И это вовсе не паноптикум, не кабинет уродов. Муек на самом деле хороший классический скульптор. Фильм, который сняли к выставке и крутят в специальном зале, это лишний раз доказывает. Он работает по старинке, с глиной на станке, пользуется не компьютером, а стеками, строит своих персонажей не в виртуальном 3D, а на реальном проволочном каркасе. Его вещи на предварительной стадии, в глине, вполне могли бы появиться на любой из советских выставок. Никакого вызова в них еще нет, как нет и не может быть вызова в простом изменении масштаба.
Маленькая гипсовая головка на консоли никого не удивит в интерьере, огромная Родина-мать с мечом давно никого не удивляет в экстерьере. Но вот если бы Родина-мать была не в бронзе, а во плоти, к тому же морщиниста и седовласа, покрыта старческой гречкой, если бы ангельская девичья головка имела бы невыровненные брови, легкие усики и яркий прыщик на губе — вот тут мы удивились бы этому искусству.
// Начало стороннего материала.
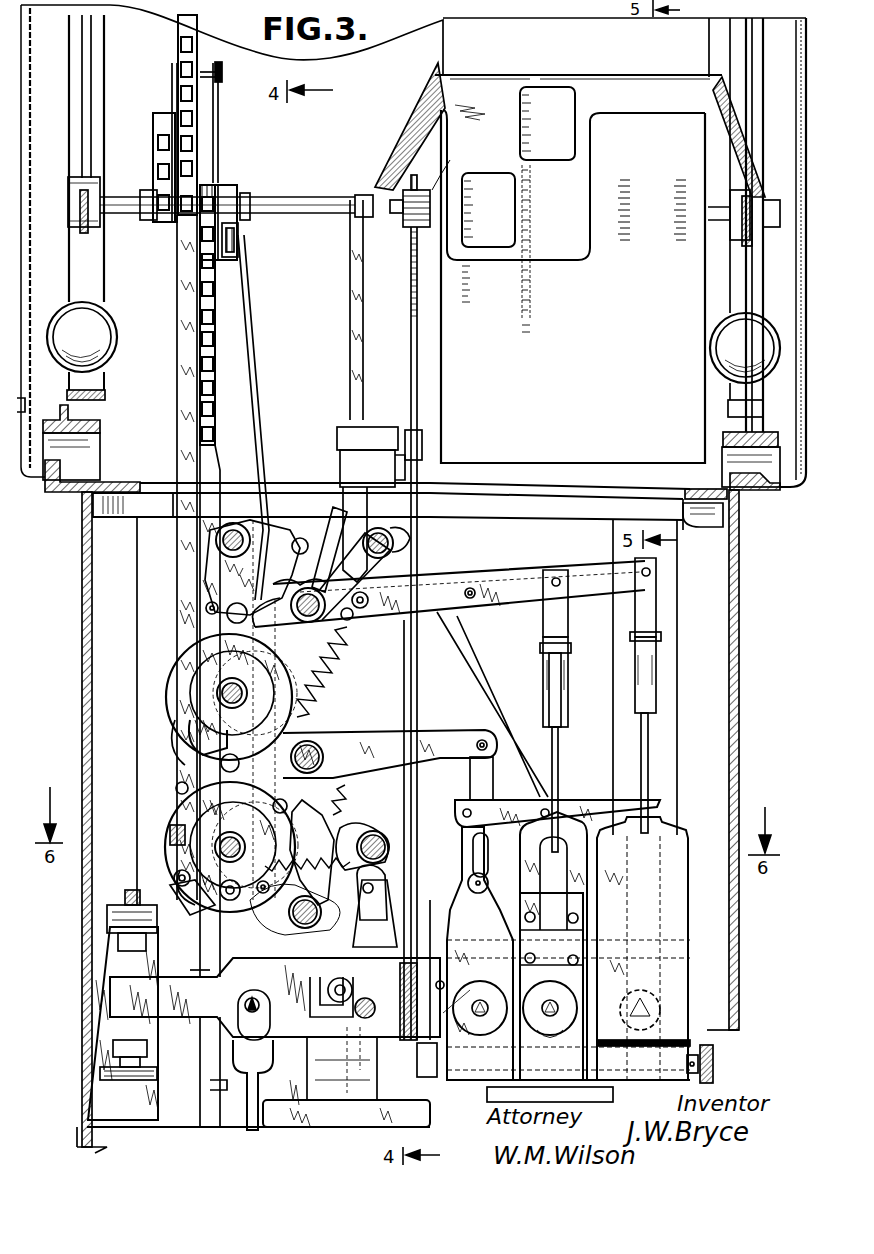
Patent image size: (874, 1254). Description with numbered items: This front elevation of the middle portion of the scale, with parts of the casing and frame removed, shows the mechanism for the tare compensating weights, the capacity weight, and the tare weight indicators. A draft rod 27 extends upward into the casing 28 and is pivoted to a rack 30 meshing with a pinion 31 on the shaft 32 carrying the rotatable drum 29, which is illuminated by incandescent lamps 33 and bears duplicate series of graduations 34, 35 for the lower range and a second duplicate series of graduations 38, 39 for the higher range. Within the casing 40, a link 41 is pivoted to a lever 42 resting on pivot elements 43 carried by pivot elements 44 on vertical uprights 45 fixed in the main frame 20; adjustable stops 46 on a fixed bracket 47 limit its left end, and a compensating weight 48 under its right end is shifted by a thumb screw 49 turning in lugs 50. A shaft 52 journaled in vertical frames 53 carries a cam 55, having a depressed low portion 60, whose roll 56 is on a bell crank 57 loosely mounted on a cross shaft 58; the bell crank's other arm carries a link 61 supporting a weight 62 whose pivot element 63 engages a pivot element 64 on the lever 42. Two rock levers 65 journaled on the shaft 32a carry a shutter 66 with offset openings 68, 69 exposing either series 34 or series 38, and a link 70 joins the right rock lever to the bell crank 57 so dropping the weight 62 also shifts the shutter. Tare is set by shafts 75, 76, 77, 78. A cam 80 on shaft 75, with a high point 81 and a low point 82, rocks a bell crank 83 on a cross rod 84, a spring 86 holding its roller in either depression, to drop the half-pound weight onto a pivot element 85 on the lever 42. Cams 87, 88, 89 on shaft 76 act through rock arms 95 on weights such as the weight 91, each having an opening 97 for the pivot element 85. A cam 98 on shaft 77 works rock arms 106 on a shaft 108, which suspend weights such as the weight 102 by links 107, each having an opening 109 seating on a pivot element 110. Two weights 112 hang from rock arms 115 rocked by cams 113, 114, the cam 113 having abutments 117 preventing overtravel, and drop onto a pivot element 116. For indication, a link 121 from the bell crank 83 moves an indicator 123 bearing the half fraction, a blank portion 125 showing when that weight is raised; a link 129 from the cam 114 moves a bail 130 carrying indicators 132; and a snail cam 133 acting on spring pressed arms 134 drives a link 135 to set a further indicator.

The main frame 20 is at (174, 1140).
The draft rod 27 is at (411, 671).
The casing 28 is at (31, 270).
The rotatable drum 29 is at (521, 463).
The rack 30 is at (422, 336).
The pinion 31 is at (432, 190).
The shaft 32 is at (417, 213).
The shaft 32a is at (305, 197).
The incandescent lamps 33 is at (110, 358).
The series of graduations 34 is at (484, 295).
The series of graduations 35 is at (680, 242).
The series of graduations 38 is at (528, 300).
The series of graduations 39 is at (623, 242).
The casing 40 is at (730, 638).
The link 41 is at (247, 1110).
The lever 42 is at (430, 970).
The pivot elements 43 is at (333, 983).
The pivot elements 44 is at (337, 1010).
The vertical uprights 45 is at (322, 1077).
The adjustable stops 46 is at (150, 950).
The fixed bracket 47 is at (113, 961).
The compensating weight 48 is at (497, 1090).
The thumb screw 49 is at (705, 1045).
The lugs 50 is at (436, 1078).
The shaft 52 is at (395, 612).
The vertical frames 53 is at (460, 681).
The cam 55 is at (350, 505).
The roll 56 is at (333, 507).
The bell crank 57 is at (590, 582).
The cross shaft 58 is at (311, 590).
The low portion 60 is at (398, 546).
The link 61 is at (646, 782).
The weight 62 is at (683, 893).
The pivot element 63 is at (587, 946).
The pivot element 64 is at (630, 1010).
The rock levers 65 is at (408, 142).
The shutter 66 is at (655, 105).
The opening 68 is at (497, 178).
The opening 69 is at (574, 93).
The link 70 is at (362, 378).
The shaft 75 is at (382, 840).
The shaft 76 is at (215, 848).
The shaft 77 is at (218, 694).
The shaft 78 is at (225, 542).
The cam 80 is at (362, 830).
The high point 81 is at (305, 812).
The low point 82 is at (378, 889).
The bell crank 83 is at (321, 908).
The cross rod 84 is at (312, 977).
The pivot element 85 is at (364, 1020).
The spring 86 is at (307, 851).
The cam 87 is at (210, 821).
The cam 88 is at (170, 834).
The cam 89 is at (178, 788).
The weight 91 is at (375, 913).
The rock arm 95 is at (232, 903).
The opening 97 is at (377, 1017).
The cam 98 is at (215, 672).
The weight 102 is at (470, 895).
The rock arms 106 is at (398, 742).
The links 107 is at (480, 783).
The shaft 108 is at (316, 750).
The opening 109 is at (446, 1012).
The pivot element 110 is at (472, 1000).
The weights 112 is at (563, 828).
The cam 113 is at (206, 608).
The cam 114 is at (233, 584).
The rock arms 115 is at (470, 600).
The pivot element 116 is at (545, 990).
The abutments 117 is at (296, 548).
The link 121 is at (252, 312).
The indicator 123 is at (240, 243).
The blank portion 125 is at (228, 190).
The link 129 is at (214, 466).
The bail 130 is at (205, 72).
The indicators 132 is at (160, 122).
The snail cam 133 is at (180, 703).
The spring pressed arms 134 is at (188, 746).
The link 135 is at (178, 765).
Дело в том, что после скульптурной модели его "люди" идут в производство. Они обретают кожу, волосы, морщины и пятна. Его мастерская похожа на завод по производству людей. Там, где у скульптора лежат комки глины и гипсовые отливки, у Муека лежат куски плоти, руки, ноги, головы. Глина становится плотью. Раньше он работал со стекловолокном, его персонажи отливались, как корпуса яхт. Теперь он предпочитает силикон, резину, масляную живопись. Происходит очень странный, по сравнению с классической скульптурой, процесс. Сначала скульптура обобщает, потом художник ее уточняет и персонализирует — ну как если бы человека лепили бы со скульптуры, а не наоборот.
Рон Муек родился в 1958-м в Мельбурне. С куклами он столкнулся еще в детстве — кукол делал отец. В 1986-м австралиец переехал в Лондон и стал работать на телевизор, изготавливая актеров для "Улицы Сезам" и "Маппет-шоу", персонажей для рекламных роликов. Он вовсе не думал, что это — искусство. Искусством его работы посчитал Чарльз Саатчи, который увидел однажды его куклу Пиноккио. И не вживую. Пиноккио был изображен на холсте мачехи Муека, известной художницы Полы Рего. Саатчи тут же заказал ему скульптуры для своей коллекции и пригласил на нашумевшую выставку молодого английского искусства "Сенсация", куда Муек принес своего отца — слепок его обнаженного тела в морге. Отец, сам превратившийся в куклу, был последним портретом, который скульптор показал зрителям.
С тех пор он не балует нас портретным сходством, предпочитая анонимных персонажей, рассказывая сказки о том, что того или иного человека он встретил в толпе и решил изобразить во плоти. Три новых работы для Fondation Cartier — это три пары, всегда мужчина и женщина. Пожилая чета на пляже, молодые люди на улице и некрасивая, похожая на курицу женщина, несущая в пальто своего сына. Старики под зонтиком не смотрят друг на друга, хотя привычным жестом мужчина держит свою подругу за руку, молодая пара пребывает в тихом благостном диалоге — если посмотреть на них спереди; если же посмотреть сзади — мальчик держит девочку жестокой, почти борцовской хваткой. Мать смотрит перед собой, не замечая ребенка, торчащего из выреза ее пальто.
В оптимизме Муек не прибавил, его персонажи живы, но лучше бы умерли. Он обладает даром видеть в толпе именно несчастных и некрасивых людей — и дотошная и бесстрастная техника воспроизведения как-то особенно точно передает это несчастье быть человеком. Задумываешься о прихоти Бога, зачем-то создавшего нас в нашем размере, а не в одном из муековских. Но понимаешь, что, какими бы мы ни были, нашу тоску он изображает в натуральную величину, не преувеличивая и не преуменьшая.